Species of flowering plant

Verticordia halophila, commonly known as salt-loving featherflower, or salt-loving verticordia, is a flowering plant in the myrtle family, Myrtaceae and is endemic to the south-west of Western Australia. It is an erect, bushy shrub with small, crowded, thick leaves and spikes of red and pink flowers in spring.

==Description==
Verticordia halophila is a shrub which grows to 30-75 cm high and 45-70 cm wide and which has a few main stems with many short, leafy side-branches. The leaves on the side branches are crowded, oblong to egg-shaped, thick with a rounded end but with a short point and covered with soft hairs less than 0.1 mm long. The leaves on the flowering stems are broadly egg-shaped to almost round.

The flowers are scented and arranged in spike-like groups near the ends of the long flowering stems, each flower on a stalk, 0.5-1.0 mm long. The floral cup is top-shaped, 2.0-2.5 mm long, smooth and glabrous with 5 ribs and small bent green appendages. The sepals are pink with a white fringe, 4-5 mm long, with 5 or 6 hairy lobes and two ear-shaped, hairy appendages on the sides. The petals are mauve-pink, erect, 3.5-4 mm, with short, coarse teeth along their top edge. The style is 5-5.5 mm long, curved with short hairs near its purple tip. Flowering time is from September to December.
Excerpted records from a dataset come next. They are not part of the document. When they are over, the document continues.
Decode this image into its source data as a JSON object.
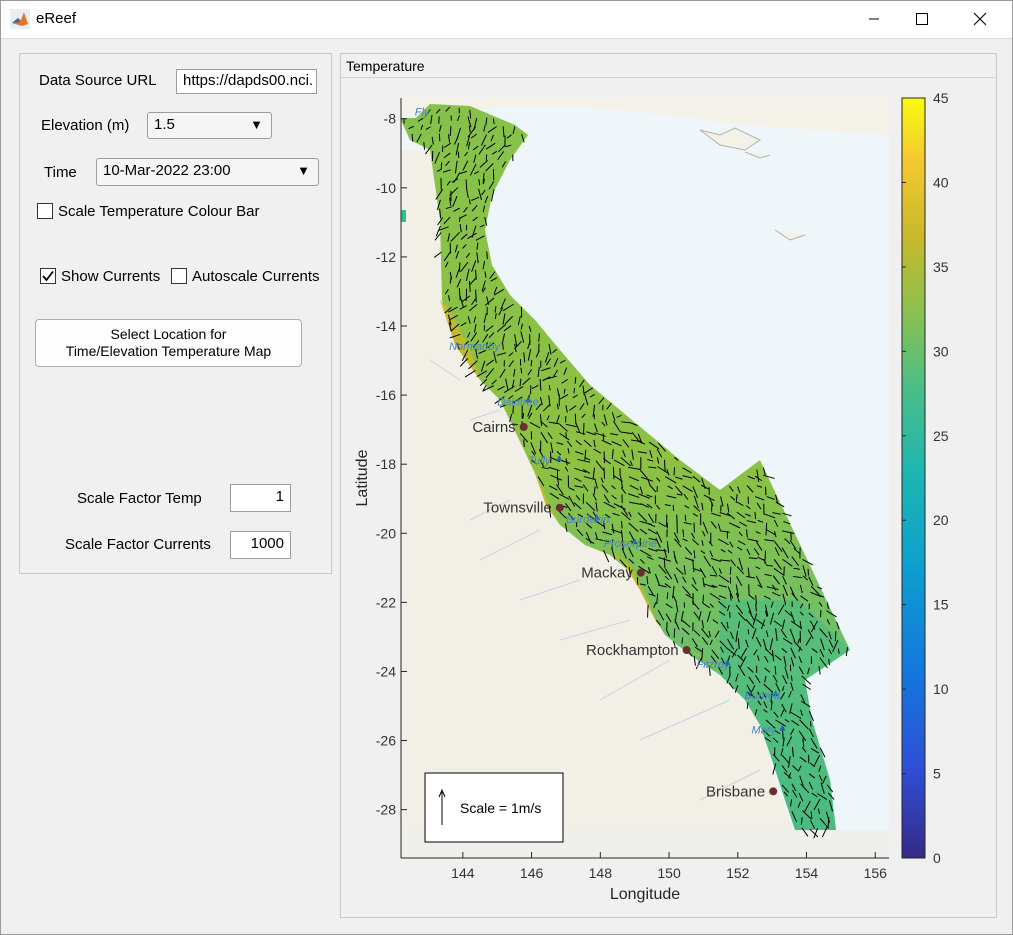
{
  "window": {
    "title": "eReef"
  },
  "controls": {
    "data_source_label": "Data Source URL",
    "data_source_value": "https://dapds00.nci.",
    "elevation_label": "Elevation (m)",
    "elevation_value": "1.5",
    "time_label": "Time",
    "time_value": "10-Mar-2022 23:00",
    "scale_temp_colourbar_label": "Scale Temperature Colour Bar",
    "scale_temp_colourbar_checked": false,
    "show_currents_label": "Show Currents",
    "show_currents_checked": true,
    "autoscale_currents_label": "Autoscale Currents",
    "autoscale_currents_checked": false,
    "select_location_line1": "Select Location for",
    "select_location_line2": "Time/Elevation Temperature Map",
    "scale_factor_temp_label": "Scale Factor Temp",
    "scale_factor_temp_value": "1",
    "scale_factor_currents_label": "Scale Factor Currents",
    "scale_factor_currents_value": "1000"
  },
  "plot_panel": {
    "title": "Temperature",
    "xlabel": "Longitude",
    "ylabel": "Latitude",
    "scale_legend": "Scale = 1m/s"
  },
  "chart_data": {
    "type": "heatmap",
    "xlabel": "Longitude",
    "ylabel": "Latitude",
    "xlim": [
      142.2,
      156.4
    ],
    "ylim": [
      -29.4,
      -7.4
    ],
    "x_ticks": [
      144,
      146,
      148,
      150,
      152,
      154,
      156
    ],
    "y_ticks": [
      -8,
      -10,
      -12,
      -14,
      -16,
      -18,
      -20,
      -22,
      -24,
      -26,
      -28
    ],
    "colorbar": {
      "min": 0,
      "max": 45,
      "ticks": [
        0,
        5,
        10,
        15,
        20,
        25,
        30,
        35,
        40,
        45
      ],
      "colormap": "parula"
    },
    "places": [
      {
        "name": "Cairns",
        "lon": 145.77,
        "lat": -16.92
      },
      {
        "name": "Townsville",
        "lon": 146.82,
        "lat": -19.26
      },
      {
        "name": "Mackay",
        "lon": 149.18,
        "lat": -21.14
      },
      {
        "name": "Rockhampton",
        "lon": 150.51,
        "lat": -23.38
      },
      {
        "name": "Brisbane",
        "lon": 153.03,
        "lat": -27.47
      }
    ],
    "rivers": [
      {
        "name": "Fly",
        "lon": 142.6,
        "lat": -7.9
      },
      {
        "name": "Normanby",
        "lon": 143.6,
        "lat": -14.7
      },
      {
        "name": "Daintree",
        "lon": 145.0,
        "lat": -16.3
      },
      {
        "name": "Tully",
        "lon": 145.9,
        "lat": -18.0
      },
      {
        "name": "Burdekin",
        "lon": 147.0,
        "lat": -19.7
      },
      {
        "name": "Proserpine",
        "lon": 148.1,
        "lat": -20.4
      },
      {
        "name": "Fitzroy",
        "lon": 150.8,
        "lat": -23.9
      },
      {
        "name": "Burnett",
        "lon": 152.2,
        "lat": -24.8
      },
      {
        "name": "Mary",
        "lon": 152.4,
        "lat": -25.8
      }
    ]
  },
  "colors": {
    "accent": "#0078d7",
    "arrow": "#000000",
    "land": "#f2f0e6",
    "sea": "#e8f4f8",
    "domain": "#7cc14a"
  }
}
It is distinguished from similar verticordias by its thick, crowded leaves, the serrations on the top edge of the petals, the purple-tipped style and by the saline environment in which it is found.

==Taxonomy and naming==
Verticordia halophila was first formally described by Alex George in 1991 and the description was published in Nuytsia. The type collection was made by Alex and Elizabeth George south of Coorow in 1985. The specific epithet (halophila) is "named from the Greek hals (salt) and -philus (loving), in reference to the habitat which is unusual in the genus".

When Alex George reviewed the genus in 1991, he placed this species in subgenus Eperephes, section Verticordella along with V. pennigera, V. blepharophylla, V. lindleyi, V. carinata, V. attenuata, V. drummondii, V. wonganensis, V. paludosa, V. luteola, V. bifimbriata, V. tumida, V. mitodes, V. centipeda, V. auriculata, V. pholidophylla, V. spicata and V. hughanii.

An isolated population recognised as a variant of this species was redescribed as Verticordia elizabethiae in 2020.

==Distribution and habitat==
This verticordia usually grows in sand and clay on flats that are slightly saline and on the edges of salt lakes in woodland and shrubland. It is found in and near areas around Coorow, Marchagee and Lake Seabrook in the Avon Wheatbelt and Geraldton Sandplains biogeographic regions.

The distribution range included the Coolgardie bioregion, a population around 200 km inland, until a 2020 revision recognised it as a separate species, Verticordia elizabethiae.

==Conservation==
Verticordia halophila is classified as "not threatened" by the Western Australian Government Department of Parks and Wildlife.

==Use in horticulture==
Some forms of this species are being grown in cultivation and are performing well. Some are bushy shrubs which are producing honey-scented flowers from October to March, sometimes in other months.